A 23-year-old former convict charged in Ohio with making false statements after he claimed to be long-missing Illinois teen Timmothy Pitzen was ordered on Tuesday to be held in detention.
A federal judge, after a hearing in Cincinnati, found Brian Michael Rini, 23, posed a flight risk if released before trial.
The disappearance of Pitzen, a boy from Aurora, Illinois, has stumped authorities since 2011. He was last seen at age 6 with his mother, who took him to a zoo and a water park and then committed suicide in a motel room, leaving behind a cryptic note on her son's whereabouts.
Rini, of Medina, Ohio, was charged with lying to federal agents after he appeared in Newport, Kentucky, outside Cincinnati last week and said he was Pitzen, federal officials said. He told them he had escaped from an eight-year ordeal at the hands of sex traffickers.
But Rini's claim was debunked on Thursday after DNA test results conducted at the Cincinnati Children's Hospital confirmed he was not the long-lost boy, law enforcement officials said last week.

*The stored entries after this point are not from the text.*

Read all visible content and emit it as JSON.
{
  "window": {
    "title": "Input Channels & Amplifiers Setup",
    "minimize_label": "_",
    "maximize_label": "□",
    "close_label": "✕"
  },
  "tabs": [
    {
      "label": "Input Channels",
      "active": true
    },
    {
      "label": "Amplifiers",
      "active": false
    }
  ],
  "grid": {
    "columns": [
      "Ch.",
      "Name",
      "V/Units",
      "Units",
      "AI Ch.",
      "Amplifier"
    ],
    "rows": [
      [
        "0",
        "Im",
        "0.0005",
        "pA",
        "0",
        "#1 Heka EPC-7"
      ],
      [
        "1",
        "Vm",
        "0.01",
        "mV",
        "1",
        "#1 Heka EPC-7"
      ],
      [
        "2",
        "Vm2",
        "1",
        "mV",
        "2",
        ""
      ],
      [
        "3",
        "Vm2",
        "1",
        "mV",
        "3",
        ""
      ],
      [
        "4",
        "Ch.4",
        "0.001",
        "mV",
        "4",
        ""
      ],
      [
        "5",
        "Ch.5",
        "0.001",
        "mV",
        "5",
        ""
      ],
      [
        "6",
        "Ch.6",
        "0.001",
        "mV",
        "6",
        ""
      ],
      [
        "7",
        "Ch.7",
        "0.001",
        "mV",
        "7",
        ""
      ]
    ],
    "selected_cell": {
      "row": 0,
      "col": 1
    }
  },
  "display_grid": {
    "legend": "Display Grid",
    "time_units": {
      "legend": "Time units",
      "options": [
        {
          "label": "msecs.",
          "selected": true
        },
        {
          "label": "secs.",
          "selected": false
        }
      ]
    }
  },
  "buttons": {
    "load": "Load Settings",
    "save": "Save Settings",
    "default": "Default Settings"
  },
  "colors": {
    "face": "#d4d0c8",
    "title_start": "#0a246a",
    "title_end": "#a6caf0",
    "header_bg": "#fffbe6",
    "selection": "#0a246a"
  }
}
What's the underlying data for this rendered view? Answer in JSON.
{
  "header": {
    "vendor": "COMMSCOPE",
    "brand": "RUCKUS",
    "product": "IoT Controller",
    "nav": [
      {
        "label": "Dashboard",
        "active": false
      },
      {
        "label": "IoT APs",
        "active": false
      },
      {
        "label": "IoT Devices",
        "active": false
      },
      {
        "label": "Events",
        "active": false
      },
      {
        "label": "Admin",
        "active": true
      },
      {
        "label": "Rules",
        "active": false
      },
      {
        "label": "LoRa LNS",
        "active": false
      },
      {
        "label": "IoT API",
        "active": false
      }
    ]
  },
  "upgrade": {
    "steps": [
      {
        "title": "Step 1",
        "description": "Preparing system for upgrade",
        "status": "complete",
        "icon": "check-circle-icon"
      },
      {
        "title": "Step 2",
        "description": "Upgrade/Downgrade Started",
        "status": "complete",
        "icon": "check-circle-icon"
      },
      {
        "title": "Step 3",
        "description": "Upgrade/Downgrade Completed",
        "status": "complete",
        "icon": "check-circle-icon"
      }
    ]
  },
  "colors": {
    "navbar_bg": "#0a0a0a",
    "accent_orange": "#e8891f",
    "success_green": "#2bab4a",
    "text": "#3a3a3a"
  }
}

Rini, after confessing he was not Pitzen, told federal agents he heard about the boy's case on the ABC television program "20/20" and claimed to be Pitzen to distance himself from his own family, according to court documents.

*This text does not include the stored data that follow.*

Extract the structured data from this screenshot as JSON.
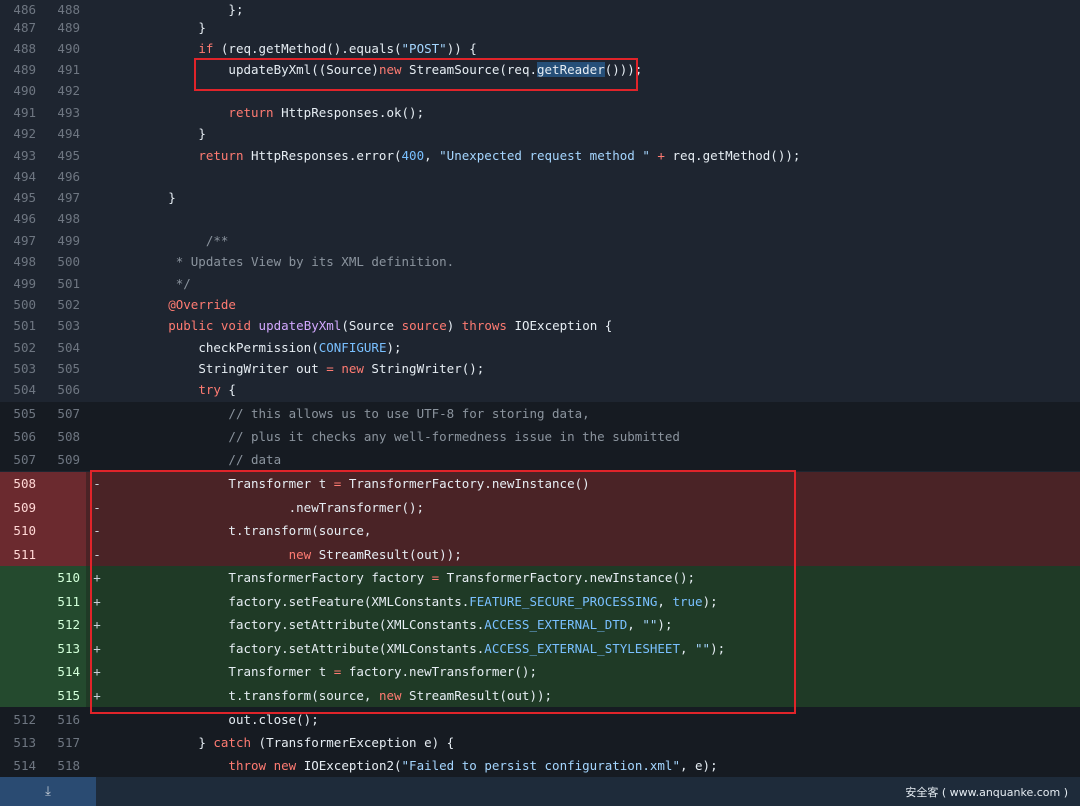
{
  "lines": [
    {
      "type": "ctx",
      "old": "486",
      "new": "488",
      "indent": 4,
      "segs": [
        [
          "pl",
          "};"
        ]
      ]
    },
    {
      "type": "ctx",
      "old": "487",
      "new": "489",
      "indent": 3,
      "segs": [
        [
          "pl",
          "}"
        ]
      ]
    },
    {
      "type": "ctx",
      "old": "488",
      "new": "490",
      "indent": 3,
      "segs": [
        [
          "kw",
          "if"
        ],
        [
          "pl",
          " (req.getMethod().equals("
        ],
        [
          "str",
          "\"POST\""
        ],
        [
          "pl",
          ")) {"
        ]
      ]
    },
    {
      "type": "ctx",
      "old": "489",
      "new": "491",
      "indent": 4,
      "segs": [
        [
          "pl",
          "updateByXml(("
        ],
        [
          "pl",
          "Source"
        ],
        [
          "pl",
          ")"
        ],
        [
          "kw",
          "new"
        ],
        [
          "pl",
          " StreamSource(req."
        ],
        [
          "hl",
          "getReader"
        ],
        [
          "pl",
          "()));"
        ]
      ]
    },
    {
      "type": "ctx",
      "old": "490",
      "new": "492",
      "indent": 0,
      "segs": []
    },
    {
      "type": "ctx",
      "old": "491",
      "new": "493",
      "indent": 4,
      "segs": [
        [
          "kw",
          "return"
        ],
        [
          "pl",
          " HttpResponses.ok();"
        ]
      ]
    },
    {
      "type": "ctx",
      "old": "492",
      "new": "494",
      "indent": 3,
      "segs": [
        [
          "pl",
          "}"
        ]
      ]
    },
    {
      "type": "ctx",
      "old": "493",
      "new": "495",
      "indent": 3,
      "segs": [
        [
          "kw",
          "return"
        ],
        [
          "pl",
          " HttpResponses.error("
        ],
        [
          "num",
          "400"
        ],
        [
          "pl",
          ", "
        ],
        [
          "str",
          "\"Unexpected request method \""
        ],
        [
          "kw",
          " +"
        ],
        [
          "pl",
          " req.getMethod());"
        ]
      ]
    },
    {
      "type": "ctx",
      "old": "494",
      "new": "496",
      "indent": 0,
      "segs": []
    },
    {
      "type": "ctx",
      "old": "495",
      "new": "497",
      "indent": 2,
      "segs": [
        [
          "pl",
          "}"
        ]
      ]
    },
    {
      "type": "ctx",
      "old": "496",
      "new": "498",
      "indent": 0,
      "segs": []
    },
    {
      "type": "ctx",
      "old": "497",
      "new": "499",
      "indent": 2,
      "pre": "     ",
      "segs": [
        [
          "com",
          "/**"
        ]
      ]
    },
    {
      "type": "ctx",
      "old": "498",
      "new": "500",
      "indent": 2,
      "pre": " ",
      "segs": [
        [
          "com",
          "* Updates View by its XML definition."
        ]
      ]
    },
    {
      "type": "ctx",
      "old": "499",
      "new": "501",
      "indent": 2,
      "pre": " ",
      "segs": [
        [
          "com",
          "*/"
        ]
      ]
    },
    {
      "type": "ctx",
      "old": "500",
      "new": "502",
      "indent": 2,
      "segs": [
        [
          "kw",
          "@Override"
        ]
      ]
    },
    {
      "type": "ctx",
      "old": "501",
      "new": "503",
      "indent": 2,
      "segs": [
        [
          "kw",
          "public"
        ],
        [
          "pl",
          " "
        ],
        [
          "kw",
          "void"
        ],
        [
          "pl",
          " "
        ],
        [
          "fn",
          "updateByXml"
        ],
        [
          "pl",
          "(Source "
        ],
        [
          "kw",
          "source"
        ],
        [
          "pl",
          ") "
        ],
        [
          "kw",
          "throws"
        ],
        [
          "pl",
          " IOException {"
        ]
      ]
    },
    {
      "type": "ctx",
      "old": "502",
      "new": "504",
      "indent": 3,
      "segs": [
        [
          "pl",
          "checkPermission("
        ],
        [
          "const",
          "CONFIGURE"
        ],
        [
          "pl",
          ");"
        ]
      ]
    },
    {
      "type": "ctx",
      "old": "503",
      "new": "505",
      "indent": 3,
      "segs": [
        [
          "pl",
          "StringWriter out "
        ],
        [
          "kw",
          "="
        ],
        [
          "pl",
          " "
        ],
        [
          "kw",
          "new"
        ],
        [
          "pl",
          " StringWriter();"
        ]
      ]
    },
    {
      "type": "ctx",
      "old": "504",
      "new": "506",
      "indent": 3,
      "segs": [
        [
          "kw",
          "try"
        ],
        [
          "pl",
          " {"
        ]
      ]
    },
    {
      "type": "ctx2",
      "old": "505",
      "new": "507",
      "indent": 4,
      "segs": [
        [
          "com",
          "// this allows us to use UTF-8 for storing data,"
        ]
      ]
    },
    {
      "type": "ctx2",
      "old": "506",
      "new": "508",
      "indent": 4,
      "segs": [
        [
          "com",
          "// plus it checks any well-formedness issue in the submitted"
        ]
      ]
    },
    {
      "type": "ctx2",
      "old": "507",
      "new": "509",
      "indent": 4,
      "segs": [
        [
          "com",
          "// data"
        ]
      ]
    },
    {
      "type": "del",
      "old": "508",
      "new": "",
      "marker": "-",
      "indent": 4,
      "segs": [
        [
          "pl",
          "Transformer t "
        ],
        [
          "kw",
          "="
        ],
        [
          "pl",
          " TransformerFactory.newInstance()"
        ]
      ]
    },
    {
      "type": "del",
      "old": "509",
      "new": "",
      "marker": "-",
      "indent": 4,
      "pre": "        ",
      "segs": [
        [
          "pl",
          ".newTransformer();"
        ]
      ]
    },
    {
      "type": "del",
      "old": "510",
      "new": "",
      "marker": "-",
      "indent": 4,
      "segs": [
        [
          "pl",
          "t.transform(source,"
        ]
      ]
    },
    {
      "type": "del",
      "old": "511",
      "new": "",
      "marker": "-",
      "indent": 4,
      "pre": "        ",
      "segs": [
        [
          "kw",
          "new"
        ],
        [
          "pl",
          " StreamResult(out));"
        ]
      ]
    },
    {
      "type": "add",
      "old": "",
      "new": "510",
      "marker": "+",
      "indent": 4,
      "segs": [
        [
          "pl",
          "TransformerFactory factory "
        ],
        [
          "kw",
          "="
        ],
        [
          "pl",
          " TransformerFactory.newInstance();"
        ]
      ]
    },
    {
      "type": "add",
      "old": "",
      "new": "511",
      "marker": "+",
      "indent": 4,
      "segs": [
        [
          "pl",
          "factory.setFeature(XMLConstants."
        ],
        [
          "const",
          "FEATURE_SECURE_PROCESSING"
        ],
        [
          "pl",
          ", "
        ],
        [
          "const",
          "true"
        ],
        [
          "pl",
          ");"
        ]
      ]
    },
    {
      "type": "add",
      "old": "",
      "new": "512",
      "marker": "+",
      "indent": 4,
      "segs": [
        [
          "pl",
          "factory.setAttribute(XMLConstants."
        ],
        [
          "const",
          "ACCESS_EXTERNAL_DTD"
        ],
        [
          "pl",
          ", "
        ],
        [
          "str",
          "\"\""
        ],
        [
          "pl",
          ");"
        ]
      ]
    },
    {
      "type": "add",
      "old": "",
      "new": "513",
      "marker": "+",
      "indent": 4,
      "segs": [
        [
          "pl",
          "factory.setAttribute(XMLConstants."
        ],
        [
          "const",
          "ACCESS_EXTERNAL_STYLESHEET"
        ],
        [
          "pl",
          ", "
        ],
        [
          "str",
          "\"\""
        ],
        [
          "pl",
          ");"
        ]
      ]
    },
    {
      "type": "add",
      "old": "",
      "new": "514",
      "marker": "+",
      "indent": 4,
      "segs": [
        [
          "pl",
          "Transformer t "
        ],
        [
          "kw",
          "="
        ],
        [
          "pl",
          " factory.newTransformer();"
        ]
      ]
    },
    {
      "type": "add",
      "old": "",
      "new": "515",
      "marker": "+",
      "indent": 4,
      "segs": [
        [
          "pl",
          "t.transform(source, "
        ],
        [
          "kw",
          "new"
        ],
        [
          "pl",
          " StreamResult(out));"
        ]
      ]
    },
    {
      "type": "ctx2",
      "old": "512",
      "new": "516",
      "indent": 4,
      "segs": [
        [
          "pl",
          "out.close();"
        ]
      ]
    },
    {
      "type": "ctx2",
      "old": "513",
      "new": "517",
      "indent": 3,
      "segs": [
        [
          "pl",
          "} "
        ],
        [
          "kw",
          "catch"
        ],
        [
          "pl",
          " (TransformerException e) {"
        ]
      ]
    },
    {
      "type": "ctx2",
      "old": "514",
      "new": "518",
      "indent": 4,
      "segs": [
        [
          "kw",
          "throw"
        ],
        [
          "pl",
          " "
        ],
        [
          "kw",
          "new"
        ],
        [
          "pl",
          " IOException2("
        ],
        [
          "str",
          "\"Failed to persist configuration.xml\""
        ],
        [
          "pl",
          ", e);"
        ]
      ]
    }
  ],
  "footer": {
    "expand_icon": "expand-down-icon",
    "expand_glyph": "⤓",
    "watermark": "安全客 ( www.anquanke.com )"
  },
  "colors": {
    "background": "#1e2530",
    "deleted_row": "#4a2326",
    "added_row": "#1f3a26",
    "highlight_box": "#e0242a"
  }
}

"Based on the information of record, the court finds by a preponderance of the evidence that the defendant's release would pose a risk of nonappearance at court proceedings," U.S. Magistrate Judge Karen Litkovitz said in a one-page ruling.
Rini's criminal record, the potential for a long prison sentence if convicted in the case, his lack of family or community ties or employment and other factors made him likely to seek to flee ahead of trial, the judge found.

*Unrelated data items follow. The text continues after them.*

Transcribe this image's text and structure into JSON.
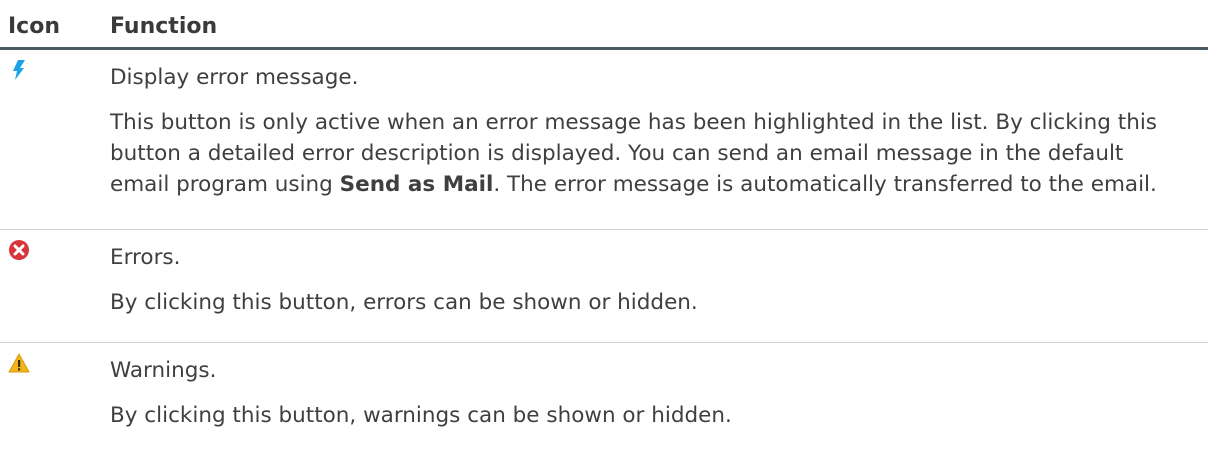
{
  "header": {
    "icon_col": "Icon",
    "function_col": "Function"
  },
  "rows": [
    {
      "icon": "lightning-bolt-icon",
      "icon_color": "#1aa3e8",
      "title": "Display error message.",
      "desc_part1": "This button is only active when an error message has been highlighted in the list. By clicking this button a detailed error description is displayed. You can send an email message in the default email program using ",
      "desc_bold": "Send as Mail",
      "desc_part2": ". The error message is automatically transferred to the email."
    },
    {
      "icon": "error-circle-icon",
      "icon_color": "#d8343b",
      "title": "Errors.",
      "desc": "By clicking this button, errors can be shown or hidden."
    },
    {
      "icon": "warning-triangle-icon",
      "icon_color": "#f1b51c",
      "title": "Warnings.",
      "desc": "By clicking this button, warnings can be shown or hidden."
    }
  ]
}
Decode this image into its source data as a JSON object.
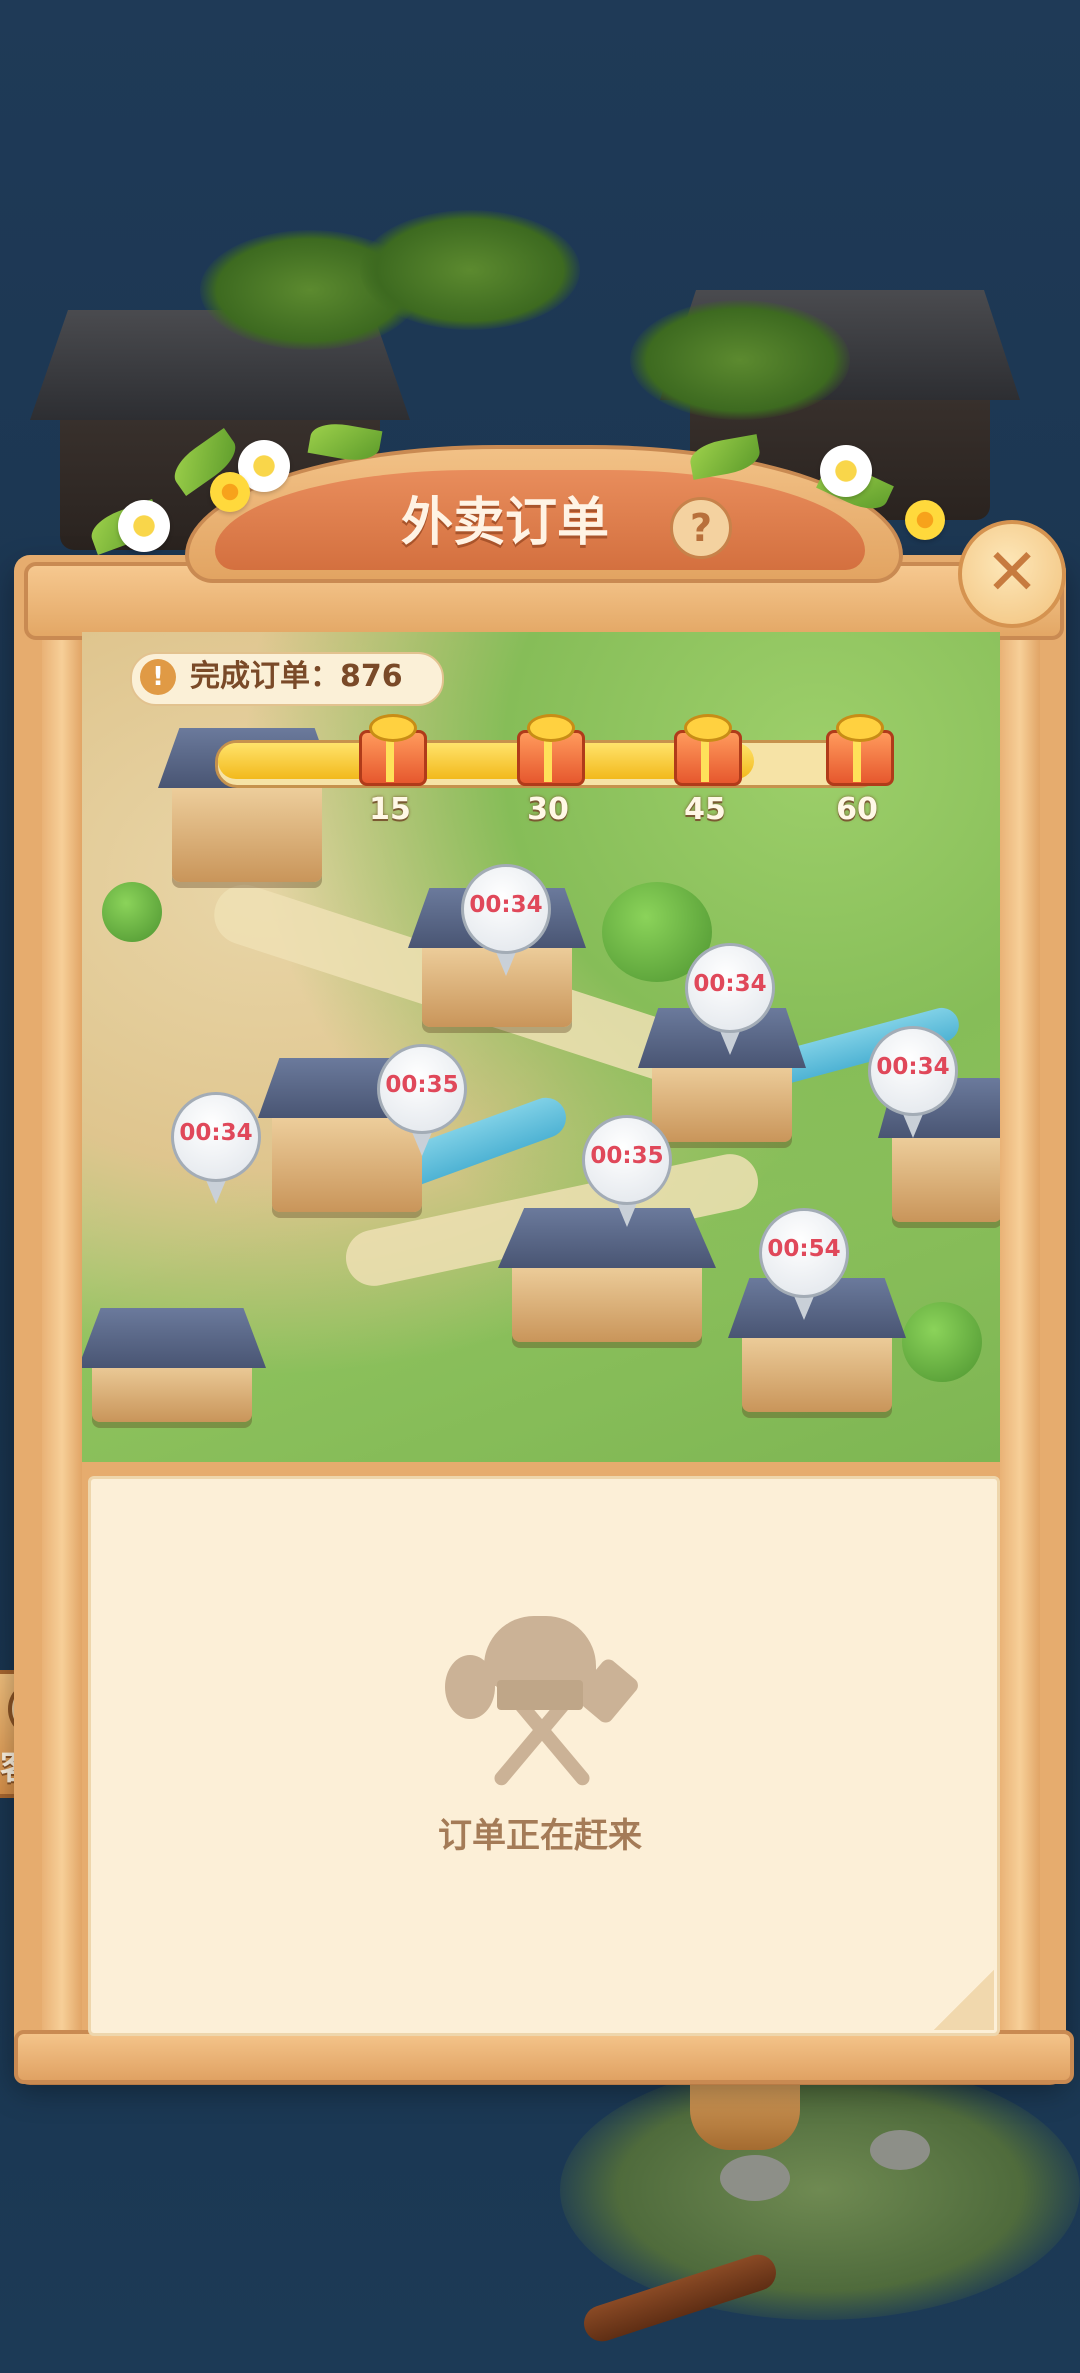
{
  "header": {
    "title": "外卖订单",
    "help_symbol": "?",
    "close_symbol": "✕"
  },
  "stats": {
    "completed_label": "完成订单：",
    "completed_count": "876",
    "alert_symbol": "!"
  },
  "progress": {
    "fill_fraction": 0.82,
    "milestones": [
      {
        "label": "15"
      },
      {
        "label": "30"
      },
      {
        "label": "45"
      },
      {
        "label": "60"
      }
    ]
  },
  "map_pins": [
    {
      "time": "00:34"
    },
    {
      "time": "00:34"
    },
    {
      "time": "00:34"
    },
    {
      "time": "00:35"
    },
    {
      "time": "00:34"
    },
    {
      "time": "00:35"
    },
    {
      "time": "00:54"
    }
  ],
  "orders": {
    "empty_text": "订单正在赶来"
  },
  "side_button": {
    "label": "客服"
  },
  "colors": {
    "panel": "#e6ac6e",
    "header": "#d4703f",
    "paper": "#fcefd7",
    "pin_text": "#e0485a",
    "progress_fill": "#f2b91c"
  }
}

An attorney for Rini could not be reached for comment on Tuesday.
Rini faces up to eight years in prison if found guilty of lying to federal agents.
He was released from Ohio's Belmont Correctional Institution on March 7 where he spent about 14 months behind bars for burglary and vandalism.
Rini is scheduled to appear before the federal judge on April 19 for a preliminary hearing.